Ciano thought carefully. He owed his position to having married Il Duce’s daughter Edda, but that didn’t change the fact he was an astute and skillful diplomat. “I do not believe Halifax’s messages are a ruse de guerre. I believe they are sincerely meant and reflected the perceptions of the situation as seen from London. I now believe that those perceptions are wholly mistaken. There are, in effect, two British governments. There is the Halifax government in London and the Churchill government in Ottawa. The question, to which we must find an answer, is to which of these governments do the British forces in Egypt owe allegience? To answer that, we must look at their actions. We see they have ignored every message that comes out of London and gone their own way. So they obviously do not regard Halifax as being their head of state.”

“So they have transferred their allegience to Churchill.” Badoglio thought about that for a moment. “What is the position there?”

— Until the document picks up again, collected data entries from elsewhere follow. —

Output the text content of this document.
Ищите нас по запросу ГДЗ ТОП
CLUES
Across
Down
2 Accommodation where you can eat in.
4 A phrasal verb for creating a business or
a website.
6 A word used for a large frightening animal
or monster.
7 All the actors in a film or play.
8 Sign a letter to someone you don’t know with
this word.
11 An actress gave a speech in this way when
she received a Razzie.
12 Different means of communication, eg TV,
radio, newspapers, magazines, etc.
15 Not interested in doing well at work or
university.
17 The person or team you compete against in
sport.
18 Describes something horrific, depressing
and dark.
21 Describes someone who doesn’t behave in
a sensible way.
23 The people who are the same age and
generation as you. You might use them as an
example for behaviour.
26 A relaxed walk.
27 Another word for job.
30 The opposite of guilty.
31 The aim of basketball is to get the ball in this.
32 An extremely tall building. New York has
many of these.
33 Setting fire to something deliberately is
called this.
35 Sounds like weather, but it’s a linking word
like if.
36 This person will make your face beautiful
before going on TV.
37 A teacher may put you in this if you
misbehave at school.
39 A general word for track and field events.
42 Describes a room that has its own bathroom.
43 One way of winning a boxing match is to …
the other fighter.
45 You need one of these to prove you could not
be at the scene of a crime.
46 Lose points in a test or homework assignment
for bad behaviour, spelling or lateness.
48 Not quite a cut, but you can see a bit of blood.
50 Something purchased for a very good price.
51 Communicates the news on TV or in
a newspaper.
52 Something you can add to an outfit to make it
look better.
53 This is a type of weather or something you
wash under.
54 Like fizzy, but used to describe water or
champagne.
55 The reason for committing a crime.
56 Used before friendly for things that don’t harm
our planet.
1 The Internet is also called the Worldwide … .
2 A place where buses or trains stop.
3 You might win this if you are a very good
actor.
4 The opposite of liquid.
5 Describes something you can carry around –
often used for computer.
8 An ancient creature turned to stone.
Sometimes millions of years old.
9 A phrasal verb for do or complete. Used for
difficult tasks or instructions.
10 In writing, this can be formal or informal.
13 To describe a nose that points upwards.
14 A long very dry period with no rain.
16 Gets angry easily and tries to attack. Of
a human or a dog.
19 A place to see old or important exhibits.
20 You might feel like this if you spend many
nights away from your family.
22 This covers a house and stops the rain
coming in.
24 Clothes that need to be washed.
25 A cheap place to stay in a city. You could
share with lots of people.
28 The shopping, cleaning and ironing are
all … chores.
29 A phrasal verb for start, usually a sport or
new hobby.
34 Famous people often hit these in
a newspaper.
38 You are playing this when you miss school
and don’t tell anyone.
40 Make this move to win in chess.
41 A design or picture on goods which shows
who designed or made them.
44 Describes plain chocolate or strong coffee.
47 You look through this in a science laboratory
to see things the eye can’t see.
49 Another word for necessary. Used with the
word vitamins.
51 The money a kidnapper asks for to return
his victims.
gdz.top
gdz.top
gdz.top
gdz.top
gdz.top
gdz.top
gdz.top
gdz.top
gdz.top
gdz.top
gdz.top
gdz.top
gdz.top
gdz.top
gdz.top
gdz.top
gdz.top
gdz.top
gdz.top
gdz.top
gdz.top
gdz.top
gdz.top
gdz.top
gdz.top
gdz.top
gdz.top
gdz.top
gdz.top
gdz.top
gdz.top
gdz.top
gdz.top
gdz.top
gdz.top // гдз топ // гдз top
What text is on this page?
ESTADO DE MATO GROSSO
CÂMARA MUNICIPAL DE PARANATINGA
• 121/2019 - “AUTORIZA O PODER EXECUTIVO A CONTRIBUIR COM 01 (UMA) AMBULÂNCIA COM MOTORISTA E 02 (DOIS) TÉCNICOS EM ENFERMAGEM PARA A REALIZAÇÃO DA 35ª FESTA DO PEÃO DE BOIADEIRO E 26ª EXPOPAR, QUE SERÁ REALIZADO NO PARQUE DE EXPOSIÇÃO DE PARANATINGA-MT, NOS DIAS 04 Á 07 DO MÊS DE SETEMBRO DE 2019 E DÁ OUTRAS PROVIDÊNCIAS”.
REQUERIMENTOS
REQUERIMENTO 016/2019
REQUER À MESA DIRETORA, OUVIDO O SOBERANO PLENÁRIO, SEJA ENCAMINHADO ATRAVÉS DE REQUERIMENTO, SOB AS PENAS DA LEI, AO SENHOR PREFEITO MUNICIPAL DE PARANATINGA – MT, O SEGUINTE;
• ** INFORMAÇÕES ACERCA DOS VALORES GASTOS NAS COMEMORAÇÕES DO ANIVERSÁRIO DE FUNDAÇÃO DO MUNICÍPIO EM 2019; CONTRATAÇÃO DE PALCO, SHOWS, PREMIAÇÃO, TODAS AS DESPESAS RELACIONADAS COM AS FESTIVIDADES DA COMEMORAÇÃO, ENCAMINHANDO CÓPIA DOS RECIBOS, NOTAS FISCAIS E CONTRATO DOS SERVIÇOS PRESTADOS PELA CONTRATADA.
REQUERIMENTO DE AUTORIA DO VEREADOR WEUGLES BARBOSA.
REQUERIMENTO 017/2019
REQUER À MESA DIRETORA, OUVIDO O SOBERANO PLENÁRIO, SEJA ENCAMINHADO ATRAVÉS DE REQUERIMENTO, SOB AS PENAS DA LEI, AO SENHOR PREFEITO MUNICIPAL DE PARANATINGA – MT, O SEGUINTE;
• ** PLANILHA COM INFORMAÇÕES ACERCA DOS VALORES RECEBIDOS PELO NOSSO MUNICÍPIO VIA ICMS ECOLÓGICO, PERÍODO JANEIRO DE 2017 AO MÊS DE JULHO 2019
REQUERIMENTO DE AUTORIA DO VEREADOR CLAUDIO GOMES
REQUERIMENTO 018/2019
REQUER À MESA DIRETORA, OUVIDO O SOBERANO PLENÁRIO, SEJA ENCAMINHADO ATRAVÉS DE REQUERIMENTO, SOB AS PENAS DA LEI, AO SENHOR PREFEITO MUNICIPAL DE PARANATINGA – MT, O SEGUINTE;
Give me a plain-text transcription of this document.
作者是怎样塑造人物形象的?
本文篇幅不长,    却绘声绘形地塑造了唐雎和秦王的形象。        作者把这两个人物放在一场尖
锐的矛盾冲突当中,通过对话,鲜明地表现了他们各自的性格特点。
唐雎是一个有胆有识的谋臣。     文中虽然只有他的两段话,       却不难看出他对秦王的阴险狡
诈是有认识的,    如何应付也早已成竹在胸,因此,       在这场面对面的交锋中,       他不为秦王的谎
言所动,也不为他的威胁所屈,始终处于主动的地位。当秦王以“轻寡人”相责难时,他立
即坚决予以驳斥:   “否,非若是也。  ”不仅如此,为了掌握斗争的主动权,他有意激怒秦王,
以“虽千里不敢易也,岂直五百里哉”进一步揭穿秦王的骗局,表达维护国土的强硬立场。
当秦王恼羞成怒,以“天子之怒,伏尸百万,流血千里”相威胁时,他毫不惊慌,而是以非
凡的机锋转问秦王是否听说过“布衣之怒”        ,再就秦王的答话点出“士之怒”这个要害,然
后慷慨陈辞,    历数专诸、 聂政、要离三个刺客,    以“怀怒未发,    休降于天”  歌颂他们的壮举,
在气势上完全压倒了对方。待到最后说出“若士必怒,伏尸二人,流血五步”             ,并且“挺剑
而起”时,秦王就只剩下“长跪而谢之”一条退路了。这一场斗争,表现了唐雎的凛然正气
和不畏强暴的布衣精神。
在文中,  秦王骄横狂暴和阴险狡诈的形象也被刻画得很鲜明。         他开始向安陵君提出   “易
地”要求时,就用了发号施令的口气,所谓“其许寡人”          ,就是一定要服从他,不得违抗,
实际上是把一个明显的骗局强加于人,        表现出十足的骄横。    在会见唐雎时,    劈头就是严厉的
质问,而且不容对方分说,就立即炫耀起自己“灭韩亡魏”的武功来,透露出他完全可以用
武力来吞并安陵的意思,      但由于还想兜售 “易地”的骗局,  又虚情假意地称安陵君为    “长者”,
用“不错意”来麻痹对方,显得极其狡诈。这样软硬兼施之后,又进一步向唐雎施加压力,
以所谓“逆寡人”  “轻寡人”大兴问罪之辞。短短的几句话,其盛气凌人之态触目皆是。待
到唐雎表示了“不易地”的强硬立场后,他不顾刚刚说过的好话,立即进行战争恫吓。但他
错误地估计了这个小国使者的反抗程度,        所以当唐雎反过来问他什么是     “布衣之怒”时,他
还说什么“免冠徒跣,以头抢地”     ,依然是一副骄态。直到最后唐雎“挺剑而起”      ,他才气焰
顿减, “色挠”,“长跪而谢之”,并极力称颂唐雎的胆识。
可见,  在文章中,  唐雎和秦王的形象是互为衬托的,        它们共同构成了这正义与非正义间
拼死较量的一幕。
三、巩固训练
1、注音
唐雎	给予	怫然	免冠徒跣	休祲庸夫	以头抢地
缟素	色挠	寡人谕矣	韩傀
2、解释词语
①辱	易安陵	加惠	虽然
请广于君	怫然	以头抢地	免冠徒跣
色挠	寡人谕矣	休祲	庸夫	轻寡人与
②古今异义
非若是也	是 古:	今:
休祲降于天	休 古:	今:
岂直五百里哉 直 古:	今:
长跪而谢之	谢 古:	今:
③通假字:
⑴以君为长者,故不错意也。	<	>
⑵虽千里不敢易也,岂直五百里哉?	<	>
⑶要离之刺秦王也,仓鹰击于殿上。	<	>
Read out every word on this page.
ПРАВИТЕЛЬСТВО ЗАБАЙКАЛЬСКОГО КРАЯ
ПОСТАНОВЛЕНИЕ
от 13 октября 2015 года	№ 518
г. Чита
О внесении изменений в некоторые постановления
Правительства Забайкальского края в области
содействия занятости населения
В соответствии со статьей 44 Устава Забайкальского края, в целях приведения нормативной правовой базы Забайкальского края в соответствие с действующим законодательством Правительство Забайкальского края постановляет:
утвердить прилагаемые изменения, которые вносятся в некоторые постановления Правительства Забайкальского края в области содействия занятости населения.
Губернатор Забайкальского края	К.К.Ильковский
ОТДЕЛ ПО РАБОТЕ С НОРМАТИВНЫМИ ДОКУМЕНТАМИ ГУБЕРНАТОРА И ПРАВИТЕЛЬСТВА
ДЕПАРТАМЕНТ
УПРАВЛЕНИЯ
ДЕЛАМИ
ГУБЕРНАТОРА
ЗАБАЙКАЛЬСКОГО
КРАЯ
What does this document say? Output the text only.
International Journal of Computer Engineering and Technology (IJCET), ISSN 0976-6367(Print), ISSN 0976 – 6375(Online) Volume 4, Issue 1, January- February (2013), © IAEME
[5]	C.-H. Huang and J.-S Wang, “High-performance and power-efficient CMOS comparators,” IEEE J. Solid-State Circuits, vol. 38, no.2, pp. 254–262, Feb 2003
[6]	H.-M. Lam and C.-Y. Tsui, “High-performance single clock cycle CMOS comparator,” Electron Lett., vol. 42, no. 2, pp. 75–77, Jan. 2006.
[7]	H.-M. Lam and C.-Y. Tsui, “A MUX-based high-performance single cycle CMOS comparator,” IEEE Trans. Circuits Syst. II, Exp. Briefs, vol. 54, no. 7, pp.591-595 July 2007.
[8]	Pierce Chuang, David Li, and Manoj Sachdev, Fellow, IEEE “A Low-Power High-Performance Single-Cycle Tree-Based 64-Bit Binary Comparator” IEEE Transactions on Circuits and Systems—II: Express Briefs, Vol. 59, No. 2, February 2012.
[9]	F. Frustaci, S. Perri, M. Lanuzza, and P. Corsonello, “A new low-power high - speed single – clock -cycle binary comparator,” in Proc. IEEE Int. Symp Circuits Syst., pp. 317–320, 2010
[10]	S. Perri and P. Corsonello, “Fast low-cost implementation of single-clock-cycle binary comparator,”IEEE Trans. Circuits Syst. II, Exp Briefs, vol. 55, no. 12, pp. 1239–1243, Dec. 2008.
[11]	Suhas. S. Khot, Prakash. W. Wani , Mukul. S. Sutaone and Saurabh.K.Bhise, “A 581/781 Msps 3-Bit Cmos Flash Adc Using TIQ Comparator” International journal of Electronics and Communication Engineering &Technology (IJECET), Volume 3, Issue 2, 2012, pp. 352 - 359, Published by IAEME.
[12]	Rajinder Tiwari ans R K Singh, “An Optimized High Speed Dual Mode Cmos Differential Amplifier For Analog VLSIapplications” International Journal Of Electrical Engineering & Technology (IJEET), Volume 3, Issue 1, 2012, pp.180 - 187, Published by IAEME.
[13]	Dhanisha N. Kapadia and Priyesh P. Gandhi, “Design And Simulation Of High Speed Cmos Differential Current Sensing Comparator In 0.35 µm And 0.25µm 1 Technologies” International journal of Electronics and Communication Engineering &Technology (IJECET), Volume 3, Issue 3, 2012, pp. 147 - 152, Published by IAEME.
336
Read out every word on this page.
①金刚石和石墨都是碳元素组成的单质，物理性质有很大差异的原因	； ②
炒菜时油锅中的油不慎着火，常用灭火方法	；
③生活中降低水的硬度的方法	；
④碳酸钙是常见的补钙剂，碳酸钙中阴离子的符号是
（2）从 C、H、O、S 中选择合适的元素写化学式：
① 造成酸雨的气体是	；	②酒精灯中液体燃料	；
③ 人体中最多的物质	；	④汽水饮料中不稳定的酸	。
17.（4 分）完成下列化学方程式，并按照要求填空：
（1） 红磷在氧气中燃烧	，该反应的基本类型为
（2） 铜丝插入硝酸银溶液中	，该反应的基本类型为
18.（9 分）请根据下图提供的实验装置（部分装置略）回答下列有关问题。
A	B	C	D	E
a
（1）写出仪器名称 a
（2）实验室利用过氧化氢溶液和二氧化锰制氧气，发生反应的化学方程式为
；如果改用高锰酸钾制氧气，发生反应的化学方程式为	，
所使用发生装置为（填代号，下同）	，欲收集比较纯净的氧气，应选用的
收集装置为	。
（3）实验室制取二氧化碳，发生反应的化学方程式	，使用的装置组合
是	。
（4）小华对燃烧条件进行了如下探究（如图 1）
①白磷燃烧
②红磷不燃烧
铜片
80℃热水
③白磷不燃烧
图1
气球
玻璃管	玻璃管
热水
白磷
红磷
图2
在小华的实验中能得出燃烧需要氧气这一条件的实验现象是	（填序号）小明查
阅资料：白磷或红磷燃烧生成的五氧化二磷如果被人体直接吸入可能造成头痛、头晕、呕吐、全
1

“I’m not so sure they have.” Ciano seemed almost in despair. I’m a diplomat and I have nobody to diplome with. I’m ready to lie, cheat and steal with the best of them but I can’t find anybody to do it with. A lifetime of preparing for this job and nobody will play with me. It really is too bad.

“As far as I can work out, General Wavell is taking his orders very literally. His job is to defend the Suez Canal and I think he believes he has to do that until the situation between Halifax and Churchill is resolved. He is defending the Canal so effectively that he’ll be in Tripoli by the end of January, unless we are really careful.”

Badoglio looked across the great table at where Benito Mussolini sat. In theory, at least, chairing the meeting. In reality, he was completely silent and motionless. “But it’s not just Wavell is it? The whole Commonwealth is there. They’ve sent their best units, their best aircraft, their finest ships to the Middle East.

“Why? What do they hope to gain?”

“I don’t know.” Ciano’s desperation was almost comical. “Nothing about this makes sense. The British Commonwealth has become the Commonwealth of Nations, but that’s just a change of name. It doesn’t mean anything, except that Britain isn’t the head any more. But, they’re pouring troops into the Middle East as if their very lives depended on it. One would expect them to look to defending their home countries first, but there’s no sign of that. This doesn’t make any kind of sense. General, I’m not a military man. You tell me what Australia and India and South Africa are doing in the Middle East? Because I don’t know.”

Badoglio started to speak and then stopped. He thought for a few seconds, started again and then stopped. Eventually he sighed with a level of despair that equalled Ciano’s own. “I don’t know. There’s no great strategic need for them to be there. Persia and Iraq I can see, for the oil. But they have no need to be in the Middle East or East Africa at all. It’s as if they perceive their major threat as coming through there and they are determined to preempt it. I think that isn’t important, though. What is essential is that we take action to stop Wavell’s rampage westwards. East Africa is gone; we must accept that. What is left is to try and save Libya. The naval expedition we sent to do that was a disastrous failure.”

That is an understatement. One battleship sunk; one so badly damaged it will take months if not years to repair. A third with lesser damage. Half our heavy cruisers lost or damaged. Our best merchant ships sunk or bombed in harbor. Wherever we look, we see disaster. Ciano shuddered slightly.

“We cannot do this on our own resources. We have to get help from Germany. I have sent them a message, asking for mobile troops. Armored and motorized divisions are all that counts in the desert. The British have taught us that all too well. And aircraft. Those American Tomahawks have driven our colonial air force out of the battle, just as our CR.42s drove away the British colonial aircraft. German Messerschmitts will quickly put an end to them and restore air superiority.”